N° 14 | October 2016

The Influence of Doctor’s Advice to Lose Weight on Fruit and Vegetable Consumption

The U.S. Preventive Task Force recommends that physicians screen all patients for obesity and if needed, provide weight loss advice1. Increasing the proportion of physicians who provide nutrition and weight loss counseling is also a key objective of the United States Healthy People 2020 initiative2. Research on the effect of physician counseling and weight loss advice shows that it positively influences behavior; those that receive weight loss counseling are more likely to eat less fat, decrease their caloric intake, and lose more weight than those who do not receive counseling3,4.
Fruit and vegetables are not only part of a healthy diet, but they can help with maintaining a healthy weight and assist with weight loss as well. A systematic review of longitudinal and experimental studies found that among overweight and obese adults, an increase in fruit and vegetable consumption resulted in a lower amount of body fat5.The exact mechanism is not clear for why fruit and vegetables appear to help with weight maintenance and loss, but it may be due to their high fiber content or from people replacing energy-dense foods with lowercalorie fruits and vegetables5.

1,708 adults interviewed via a household phone survey in 2009-10 in five cities in New Jersey

Eligible participants had at least one child ages 3-18 in the home and made the food purchasing decisions for the household. Participants were asked about their height, weight, eating behaviors, weight loss efforts, and if they had received weight loss advice from their health care provider in the past 12 months. Multivariable negative binomial regression was used to determine the association between weight loss advice, trying to lose weight, and eating behaviors6.

More fruit and salad for study participants who received doctor’s advice to lose weight Of the 1,708 adults, 548 (32%) were obese. Of the 548 obese adults, 48% received doctor’s advice to lose weight and 68% stated they were attempting to lose weight. Seventy six percent of those who received advice to lose weight were attempting to lose weight compared to only 60% of those who did not receive advice.

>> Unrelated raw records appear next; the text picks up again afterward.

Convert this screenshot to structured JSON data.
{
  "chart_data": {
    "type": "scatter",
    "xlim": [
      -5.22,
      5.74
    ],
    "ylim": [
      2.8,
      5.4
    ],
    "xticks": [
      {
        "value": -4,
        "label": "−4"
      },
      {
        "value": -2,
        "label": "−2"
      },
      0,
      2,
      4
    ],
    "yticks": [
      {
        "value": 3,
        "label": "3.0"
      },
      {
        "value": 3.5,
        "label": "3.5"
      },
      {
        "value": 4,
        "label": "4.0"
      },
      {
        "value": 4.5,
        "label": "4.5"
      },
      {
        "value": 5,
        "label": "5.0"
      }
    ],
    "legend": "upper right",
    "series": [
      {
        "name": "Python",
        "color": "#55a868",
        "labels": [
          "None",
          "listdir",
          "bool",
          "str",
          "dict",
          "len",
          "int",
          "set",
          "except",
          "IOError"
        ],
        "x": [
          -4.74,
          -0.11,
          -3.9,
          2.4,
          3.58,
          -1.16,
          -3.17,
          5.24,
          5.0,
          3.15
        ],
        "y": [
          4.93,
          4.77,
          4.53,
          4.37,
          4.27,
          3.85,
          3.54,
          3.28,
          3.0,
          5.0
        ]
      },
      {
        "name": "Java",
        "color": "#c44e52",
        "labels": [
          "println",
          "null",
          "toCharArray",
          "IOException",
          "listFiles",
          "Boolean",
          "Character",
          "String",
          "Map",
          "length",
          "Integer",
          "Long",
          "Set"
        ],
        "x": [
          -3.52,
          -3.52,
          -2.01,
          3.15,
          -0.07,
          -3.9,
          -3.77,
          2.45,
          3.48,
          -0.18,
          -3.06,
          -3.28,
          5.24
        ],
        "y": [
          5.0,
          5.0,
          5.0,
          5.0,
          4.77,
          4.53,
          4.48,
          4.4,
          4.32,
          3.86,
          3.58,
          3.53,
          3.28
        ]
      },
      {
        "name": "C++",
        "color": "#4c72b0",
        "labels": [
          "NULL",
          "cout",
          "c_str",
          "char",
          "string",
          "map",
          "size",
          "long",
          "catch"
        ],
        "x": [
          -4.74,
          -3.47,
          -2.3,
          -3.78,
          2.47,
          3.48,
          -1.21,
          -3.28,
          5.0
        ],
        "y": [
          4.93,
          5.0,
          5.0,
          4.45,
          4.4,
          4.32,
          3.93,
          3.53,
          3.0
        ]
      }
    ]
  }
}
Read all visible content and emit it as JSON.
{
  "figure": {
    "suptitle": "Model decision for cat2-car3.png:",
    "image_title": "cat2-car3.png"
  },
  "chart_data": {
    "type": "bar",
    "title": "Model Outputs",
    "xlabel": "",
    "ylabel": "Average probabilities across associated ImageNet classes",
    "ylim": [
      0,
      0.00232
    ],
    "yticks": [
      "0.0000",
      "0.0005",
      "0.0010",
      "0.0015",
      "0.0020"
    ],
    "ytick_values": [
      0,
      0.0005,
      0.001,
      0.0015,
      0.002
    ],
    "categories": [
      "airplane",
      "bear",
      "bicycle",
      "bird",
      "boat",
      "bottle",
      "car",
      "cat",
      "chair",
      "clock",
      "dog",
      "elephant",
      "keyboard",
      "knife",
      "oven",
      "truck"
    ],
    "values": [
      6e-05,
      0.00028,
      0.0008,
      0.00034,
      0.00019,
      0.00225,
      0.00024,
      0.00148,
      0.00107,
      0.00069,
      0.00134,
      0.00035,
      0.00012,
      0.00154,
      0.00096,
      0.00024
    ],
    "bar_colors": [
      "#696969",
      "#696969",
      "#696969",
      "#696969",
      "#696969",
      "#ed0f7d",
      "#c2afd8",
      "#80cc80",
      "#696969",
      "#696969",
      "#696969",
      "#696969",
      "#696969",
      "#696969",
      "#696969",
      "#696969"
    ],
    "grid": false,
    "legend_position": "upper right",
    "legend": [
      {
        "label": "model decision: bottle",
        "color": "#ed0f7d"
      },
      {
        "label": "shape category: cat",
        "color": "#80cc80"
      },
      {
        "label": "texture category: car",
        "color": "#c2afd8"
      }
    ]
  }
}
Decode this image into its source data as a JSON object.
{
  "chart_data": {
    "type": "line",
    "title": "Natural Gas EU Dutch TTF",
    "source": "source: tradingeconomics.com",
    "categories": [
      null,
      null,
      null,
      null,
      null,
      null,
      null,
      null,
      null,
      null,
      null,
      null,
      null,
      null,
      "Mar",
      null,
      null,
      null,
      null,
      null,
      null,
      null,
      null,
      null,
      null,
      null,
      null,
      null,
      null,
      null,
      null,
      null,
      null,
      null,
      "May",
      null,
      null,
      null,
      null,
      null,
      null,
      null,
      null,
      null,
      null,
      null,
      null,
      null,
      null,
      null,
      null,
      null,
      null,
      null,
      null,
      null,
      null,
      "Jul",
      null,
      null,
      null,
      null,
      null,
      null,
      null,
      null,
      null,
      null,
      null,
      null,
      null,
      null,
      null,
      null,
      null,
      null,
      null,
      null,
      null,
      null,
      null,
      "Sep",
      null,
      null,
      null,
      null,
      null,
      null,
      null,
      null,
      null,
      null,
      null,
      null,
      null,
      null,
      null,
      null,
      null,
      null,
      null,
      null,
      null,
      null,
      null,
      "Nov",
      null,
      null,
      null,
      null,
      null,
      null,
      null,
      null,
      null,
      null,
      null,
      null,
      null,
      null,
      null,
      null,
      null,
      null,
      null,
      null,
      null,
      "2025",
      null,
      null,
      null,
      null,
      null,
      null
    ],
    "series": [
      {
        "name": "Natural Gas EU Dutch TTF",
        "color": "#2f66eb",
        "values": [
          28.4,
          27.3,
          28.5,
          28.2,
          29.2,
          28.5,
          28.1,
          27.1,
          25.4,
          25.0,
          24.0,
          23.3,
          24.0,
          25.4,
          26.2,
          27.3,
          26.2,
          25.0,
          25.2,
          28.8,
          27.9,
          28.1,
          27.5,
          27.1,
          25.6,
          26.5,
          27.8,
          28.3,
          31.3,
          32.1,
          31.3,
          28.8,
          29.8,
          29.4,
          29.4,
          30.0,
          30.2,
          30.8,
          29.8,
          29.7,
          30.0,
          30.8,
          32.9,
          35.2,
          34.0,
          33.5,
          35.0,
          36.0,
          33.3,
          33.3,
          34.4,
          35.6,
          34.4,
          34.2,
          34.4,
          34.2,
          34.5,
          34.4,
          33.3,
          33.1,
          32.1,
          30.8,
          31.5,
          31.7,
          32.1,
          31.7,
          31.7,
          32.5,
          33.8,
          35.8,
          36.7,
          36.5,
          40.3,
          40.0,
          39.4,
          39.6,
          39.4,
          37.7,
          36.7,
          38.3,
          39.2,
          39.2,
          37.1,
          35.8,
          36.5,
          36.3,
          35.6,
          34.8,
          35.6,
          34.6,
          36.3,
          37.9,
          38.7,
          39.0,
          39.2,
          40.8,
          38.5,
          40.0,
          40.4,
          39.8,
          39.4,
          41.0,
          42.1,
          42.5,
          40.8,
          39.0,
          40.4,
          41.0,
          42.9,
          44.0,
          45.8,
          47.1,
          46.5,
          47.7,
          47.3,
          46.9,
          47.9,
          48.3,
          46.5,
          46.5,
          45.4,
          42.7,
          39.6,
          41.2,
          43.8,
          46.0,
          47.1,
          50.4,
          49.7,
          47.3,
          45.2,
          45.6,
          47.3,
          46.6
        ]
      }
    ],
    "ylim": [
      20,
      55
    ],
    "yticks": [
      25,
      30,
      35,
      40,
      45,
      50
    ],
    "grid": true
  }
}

Study participants who received doctor’s advice to lose weight ate more fruit and salad (p=0.03 and p=0.01, respectively). Participants who stated they were trying to lose weight were more likely to eat more fruit (p=0.004), more vegetables (p=0.01) and more likely to eat fruit and vegetables as snacks (p<0.001). This relationship held even when controlling for receiving doctor’s advice to lose weight6.

Doctor’s Advice to Lose Weight

Physician’s advice to lose weight can help promote healthy eating behaviors as well as increase the likelihood of weight loss attempts. This study and others have found persons who received weight loss advice from their health care provider were more likely to try to lose weight 6,7.

Other studies have also found that when people are trying to lose weight, eating more fruits and vegetables are one of the key behaviors chosen8. Given the role physician’s advice plays in patient’s health, it is imperative that physicians follow national guidelines in providing nutrition and weight loss counseling to the appropriate patients. This can lead to an increase in fruit and vegetable consumption, which may not only lead to a reduction in weight but also the risk of chronic disease as well.

  1. LeBlanc E, O’Connor E, Whitlock EP, Patnode C, Kapka T. Screening for and Management of Obesity and Overweight in Adults. In: Quality AfHRa, ed. Oregon Evidence-based Practice Center2011.
  2. U.S. Department of Health and Human Services. Healthy People 2020. http://www.healthypeople.gov.
  3. Dorsey R, Songer T. Lifestyle Behaviors and Physician Advice for Change Among Overweight and Obese Adults With Prediabetes and Diabetes in the United States, 2006. Preventing chronic disease. 2011;8(6).
  4. Pool AC, Kraschnewski JL, Cover LA, et al. The impact of physician weight discussion on weight loss in US adults. Obesity research & clinical practice. 2014;8(2):e131-e139.
  5. Ledoux T, Hingle MD, Baranowski T. Relationship of fruit and vegetable intake with adiposity: a systematic review. Obes Rev. 2011;12(5):e143-e150.
  6. Lorts C, Ohri-Vachaspati P. Eating behaviors among low-income obese adults in the United States: Does health care provider’s advice carry any weight. Prev Med. 2016;87:89-94.
  7. Jackson SE, Wardle J, Johnson F, Finer N, Beeken RJ. The impact of a health professional recommendation on weight loss attempts in overweight and obese British adults: a cross-sectional analysis. BMJ open. 2013;3(11):e003693.
  8. Andreyeva T, Long MW, Henderson KE, Grode GM. Trying to lose weight: diet strategies among Americans with overweight or obesity in 1996 and 2003. J Am Diet Assoc. 2010;110(4):535-542.